The very first animation I did for Kelly’s marriage book, Hey, I Love You…. The hardest part was building the end title with the book closing. I knew it would be, so I made it so I could swap out the art and use the base animation as a template for every video after.

Once I figured out the basics, it was time to play with more layers, masking and more complicated animations.

Eventually I added unique title art to the front of each new video and kept pushing myself to do more complex scenes.

With all the booty shaking, this was the most detail I put into one of these animated shorts. And the most adventurous transition (to the dropped penny) I’d attempted.

Since the brand calls for stylish simplicity, you’d have to really be paying attention to see that the clip that begins at 00:22 is the most complex frame-by-frame animation so far. Can you guess why?

Soon after, Dick Clark Productions (another funny story) asked me to turn a comic series I’d won an award for in LA into commercial bumpers for a season of American Bandstand. I gave them an enthusiastic “YES” despite not knowing at ALL how I’d actually fucking deliver (it was the late 80’s and we didn’t even have clamshell phones yet for God’s sake!). Shit, I was still in school and only 19, for crying out loud, but I was all about it! When they said it’d be a great unpaid project on my resume, I bounced.

I’ve actually been creeping up on real animation for a bit. In 2017 I created a polished series of successful animated videos for a tech startup by supplying layered illustration files to a talented, local After Effects animator. Then I started a series of time-lapse illustrations that I made for Mr. Dave’s Best. Drawn in real-time, all one take.

But my real opportunity came when I got to promote the marriage book my wife had been contracted to write for Hachett – Hey, I Love You… To research her concept, Kelly had been interviewing all kinds of couples to learn more about all kinds of marriage experiences – the good, the bad, and, yeah, the sometimes terrible. Since I’d designed and illustrated her book to be as unisex and inclusive as possible, Kelly had a cool idea to set those candid insights to stylistic animation that would be right on brand.

Once animations were done, they were easily converted to animated gifs. Like this endless sharing of Hey, I Love You…

SImple, yes. Pain in the ass, not really. What I love about conceptual animation is that your can do a lot with little when you put a little thought into it beforehand.

Simple, yes. Pain the ass, also yes. But I do love this tedious-to-execute animated gif of the endless search for love. This was a part of the puck to fill Giphy with our cute little animations.

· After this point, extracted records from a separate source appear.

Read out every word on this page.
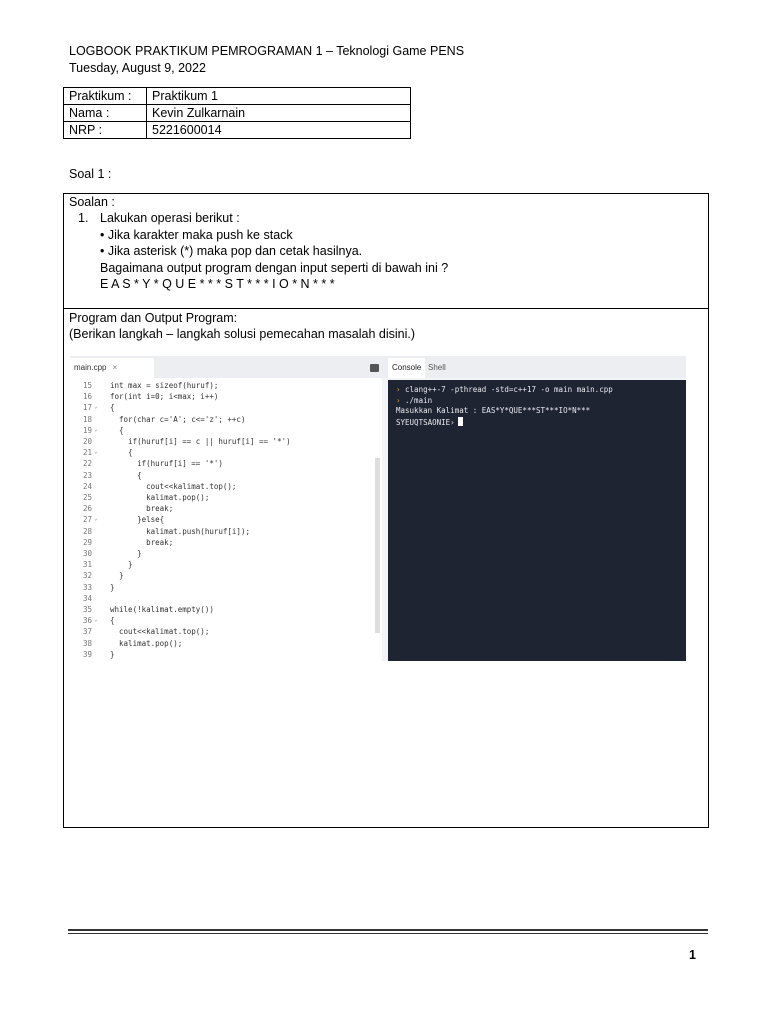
LOGBOOK PRAKTIKUM PEMROGRAMAN 1 – Teknologi Game PENS
Tuesday, August 9, 2022
Praktikum :	Praktikum 1
Nama :	Kevin Zulkarnain
NRP :	5221600014
Soal 1 :
Soalan :
1. Lakukan operasi berikut :
• Jika karakter maka push ke stack
• Jika asterisk (*) maka pop dan cetak hasilnya.
Bagaimana output program dengan input seperti di bawah ini ?
E A S * Y * Q U E * * * S T * * * I O * N * * *
Program dan Output Program:
(Berikan langkah – langkah solusi pemecahan masalah disini.)
main.cpp ×	Console Shell
15 int max = sizeof(huruf);
16 for(int i=0; i<max; i++)
17 ⌄ {
18 for(char c='A'; c<='z'; ++c)
19 ⌄ {
20 if(huruf[i] == c || huruf[i] == '*')
21 ⌄ {
22 if(huruf[i] == '*')
23 {
24 cout<<kalimat.top();
25 kalimat.pop();
26 break;
27 ⌄ }else{
28 kalimat.push(huruf[i]);
29 break;
30 }
31 }
32 }
33 }
34
35 while(!kalimat.empty())
36 ⌄ {
37 cout<<kalimat.top();
38 kalimat.pop();
39 }
› clang++-7 -pthread -std=c++17 -o main main.cpp
› ./main
Masukkan Kalimat : EAS*Y*QUE***ST***IO*N***
SYEUQTSAONIE›
1
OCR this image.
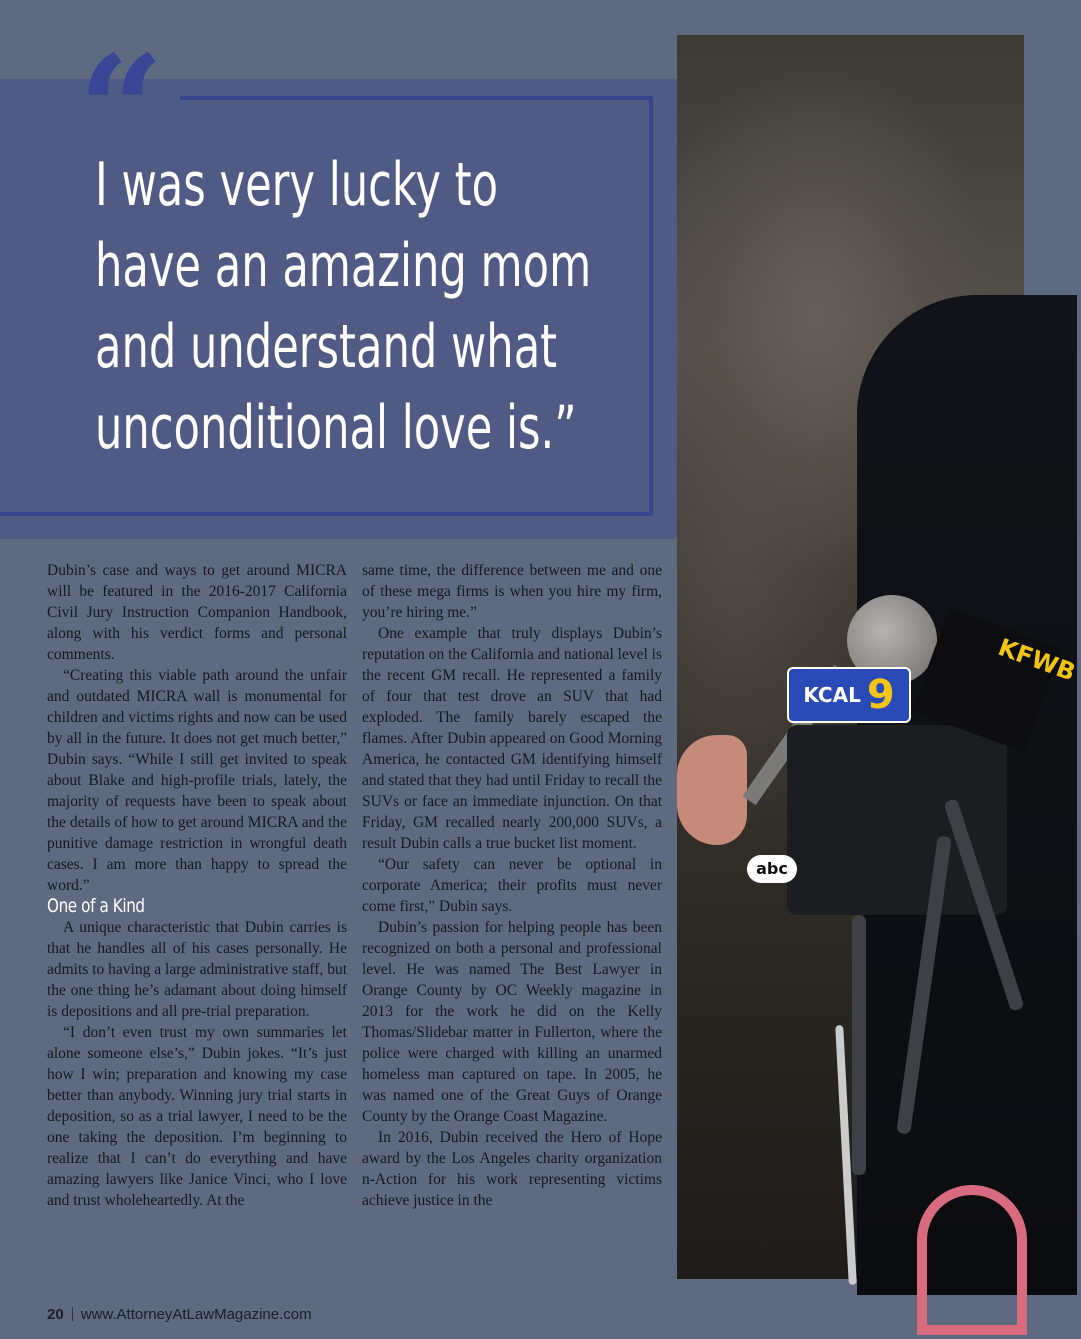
“
I was very lucky to
have an amazing mom
and understand what
unconditional love is.”
KFWB
KCAL 9
abc

Dubin’s case and ways to get around MICRA will be featured in the 2016-2017 California Civil Jury Instruction Companion Handbook, along with his verdict forms and personal comments.

“Creating this viable path around the unfair and outdated MICRA wall is monumental for children and victims rights and now can be used by all in the future. It does not get much better,” Dubin says. “While I still get invited to speak about Blake and high-profile trials, lately, the majority of requests have been to speak about the details of how to get around MICRA and the punitive damage restriction in wrongful death cases. I am more than happy to spread the word.”

One of a Kind

A unique characteristic that Dubin carries is that he handles all of his cases personally. He admits to having a large administrative staff, but the one thing he’s adamant about doing himself is depositions and all pre-trial preparation.

“I don’t even trust my own summaries let alone someone else’s,” Dubin jokes. “It’s just how I win; preparation and knowing my case better than anybody. Winning jury trial starts in deposition, so as a trial lawyer, I need to be the one taking the deposition. I’m beginning to realize that I can’t do everything and have amazing lawyers like Janice Vinci, who I love and trust wholeheartedly. At the

same time, the difference between me and one of these mega firms is when you hire my firm, you’re hiring me.”

One example that truly displays Dubin’s reputation on the California and national level is the recent GM recall. He represented a family of four that test drove an SUV that had exploded. The family barely escaped the flames. After Dubin appeared on Good Morning America, he contacted GM identifying himself and stated that they had until Friday to recall the SUVs or face an immediate injunction. On that Friday, GM recalled nearly 200,000 SUVs, a result Dubin calls a true bucket list moment.

“Our safety can never be optional in corporate America; their profits must never come first,” Dubin says.

Dubin’s passion for helping people has been recognized on both a personal and professional level. He was named The Best Lawyer in Orange County by OC Weekly magazine in 2013 for the work he did on the Kelly Thomas/Slidebar matter in Fullerton, where the police were charged with killing an unarmed homeless man captured on tape. In 2005, he was named one of the Great Guys of Orange County by the Orange Coast Magazine.

In 2016, Dubin received the Hero of Hope award by the Los Angeles charity organization n-Action for his work representing victims achieve justice in the

20 www.AttorneyAtLawMagazine.com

This concept for this animation was pretty simple so it had to get juiced up with some slightly difficult renderings of the word bubbles and the chair bounce on the refresh. Not hard, but nice thinking, I think. haha.

Frame-by-frame, onion skinning, multiple layers, Procreate, and my left hand – all in one photo. But this is what goes into every sequence on this page (and more on the Hey, I Love You… Vimeo channel.

The process wasn’t much different than the video work I did on those earlier tech-startup videos. I’d discovered the Procreate illustration app for those and it was a short leap to teach myself how to use its ridiculously simple animation assist to onion-skin myself to frame-by-frame-glory. Trying to do a whole video in one file was technically impossible anyway due to file size limitations which is fine because it would also have been an unworkable hellscape of layers to deal with. So I animated all the scenes as short clips. Once I had a scene down, I exported it as an mp4 file thatI then pulled into Adobe Premiere. There I could loop, extend, or slow, depending on how the VO timing worked out. And if I ran into trouble, I’d just zip back to the iPad to quickly animate a filler sequence or fix bugs in the scenes. Easy squeezy. 

Soon we had over 40 short animations for Hey, I Love You… And there’s more in production. It’s funny to watch my progress as I became more comfortable through experience. And the best part is that since I did all the animations as individual sequences, now we can mix and match previous work to make new narratives in just minutes. Or animated gifs of those scenes. Despite having so many options to economically repurpose the work into the future, I still prefer animating new ideas since I figured out how to do it so easily!